Die Stadtmauer ist 144 Ellen (der Engel übernahm das Menschenmaß) hoch und ebenso dick. /  Die Stadtmauer ist aus Jaspis erbaut, die Stadt selbst aus glasreinem Gold. /  Die Fundamente der Stadtmauer sind von großer Schönheit, denn sie bestehen aus verschiedenfarbenen Edelsteinen.

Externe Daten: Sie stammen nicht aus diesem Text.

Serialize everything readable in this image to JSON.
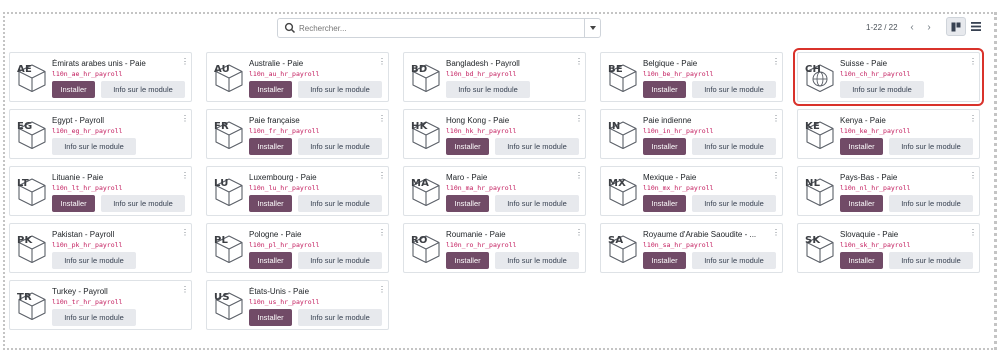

Das erste Fundament ist aus grünlichem Jaspis, das zweite aus blauem Saphir, das dritte aus rotem Chalzedon, das vierte aus hellgrünem Smaragd, /  das fünfte aus rotbraunem Sardonyx, das sechste aus gelbrotem Karneol, das siebte aus goldgelbem Chrysolit, das achte aus meergrünem Beryll, das neunte aus gelbglänzendem Topas, das zehnte aus goldgrün schimmerndem Chrysopras, das elfte aus dunkelrotem Hyazinth, das zwölfte aus purpurnem Amethyst. / Die zwölf Tortürme sind zwölf Perlen, jeder Torturm besteht aus einer einzigen Perle, und die Hauptstraße der Stadt ist aus glasreinem Gold.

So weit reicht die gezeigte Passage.